If we define the following:

```St = signal level from a star, integrated over an aperture of n pixels, per unit time

Sk = signal level from sky, per pixel, per unit time

Rd = read noise per pixel in rms electrons

Nd = dark current per pixel per unit time

n = number of pixels in detection aperture

T = integration time
```

Then the S/N is:

```
S/N = St / [Sk*n*T + St*T + Nd*n*T + Rd2*n]0.5

```

This formula is that used in the Exposure Time Calculator. Keep in mind the following caveats:

• Sk can vary significantly with spatial and temporal variations in the OH airglow in the J and H bands, and with sky temperature in the K band. The shorter cutoff wavelength (2.3 microns) of the K' filter reduces both the background and the effects of thermal fluctuation by comparison to that of the K filter.
• Reduction of IR imaging data requires the subtraction of a background sky frame from each image frame (sky subtraction). If this background frame is obtained as a mean from many individual observations, the additional noise introduced may be small compared to other uncertainties. A worst case is the subtraction of a single sky frame, whose noise increases the Sk*n*T term in the equation above by a factor of 2.
• Note that Rd, since it is already expressed as an rms noise, must be squared before multiplication by the number of pixels. This noise is independent of T. Rd may be reduced, in some instrument systems, by multiple nondestructive reads, but this is likely to be a significant noise source only with narrowband short wavelength filters or in spectroscopy.
• The Exposure Time Calculator estimates the number of pixels n from the specified seeing and the pixel size of the detector. This number will almost always be unphysically small and will thus yield optimistic estimates under the background limited conditions which almost always prevail in IR imaging. Accurate photometry, for example, requires a detection aperture well in excess of the rms seeing size to capture essentially all of the flux despite vagaries in the seeing and telescope tracking. For scientific programs emphasizing point source detection at the expense of photometric precision, n may be smaller, but St might also have to be reduced by some factor representing the loss of flux in the wings of the image.

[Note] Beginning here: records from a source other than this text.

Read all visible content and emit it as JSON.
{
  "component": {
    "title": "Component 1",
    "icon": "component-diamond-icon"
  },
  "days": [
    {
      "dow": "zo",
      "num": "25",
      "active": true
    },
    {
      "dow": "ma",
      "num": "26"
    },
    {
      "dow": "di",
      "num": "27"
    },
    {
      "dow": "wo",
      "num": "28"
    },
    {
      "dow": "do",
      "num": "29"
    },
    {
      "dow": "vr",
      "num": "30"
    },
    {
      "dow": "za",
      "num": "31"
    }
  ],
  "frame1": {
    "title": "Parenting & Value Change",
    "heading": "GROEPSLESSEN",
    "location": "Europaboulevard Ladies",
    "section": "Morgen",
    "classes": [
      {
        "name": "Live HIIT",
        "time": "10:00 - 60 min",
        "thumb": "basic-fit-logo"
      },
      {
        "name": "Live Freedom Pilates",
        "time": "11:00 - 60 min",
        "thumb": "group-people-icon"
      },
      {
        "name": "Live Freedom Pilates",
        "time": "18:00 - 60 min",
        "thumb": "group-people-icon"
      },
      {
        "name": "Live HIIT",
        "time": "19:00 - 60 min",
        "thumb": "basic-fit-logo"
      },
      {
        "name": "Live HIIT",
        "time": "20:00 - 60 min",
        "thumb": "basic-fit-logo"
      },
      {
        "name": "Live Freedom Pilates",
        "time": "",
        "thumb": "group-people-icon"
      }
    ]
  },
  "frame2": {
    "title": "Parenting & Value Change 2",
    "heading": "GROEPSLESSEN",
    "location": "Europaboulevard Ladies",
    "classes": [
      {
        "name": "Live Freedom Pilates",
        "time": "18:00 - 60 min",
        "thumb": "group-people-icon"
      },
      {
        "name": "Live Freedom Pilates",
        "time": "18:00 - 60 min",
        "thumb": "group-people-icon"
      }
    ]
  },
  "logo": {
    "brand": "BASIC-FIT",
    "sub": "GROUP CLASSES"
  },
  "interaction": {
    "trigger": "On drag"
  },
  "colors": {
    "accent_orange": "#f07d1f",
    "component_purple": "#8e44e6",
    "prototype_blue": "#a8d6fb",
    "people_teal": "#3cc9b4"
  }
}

In the typical case in which the background sky level is the dominant noise source, note that S/N is proportional to St*T0.5. If the source brightness doubles, the S/N will double as well, or the same S/N may be obtained in 1/4 the time.

Finally, when using this formula to estimate the amount of telescope time needed, remember to add system overheads for source acquisition, small telescope motions and array readout. The last is the dominant time factor for standard star observations, for example. You may wish to consult with the instrument support scientists for estimates on these factors.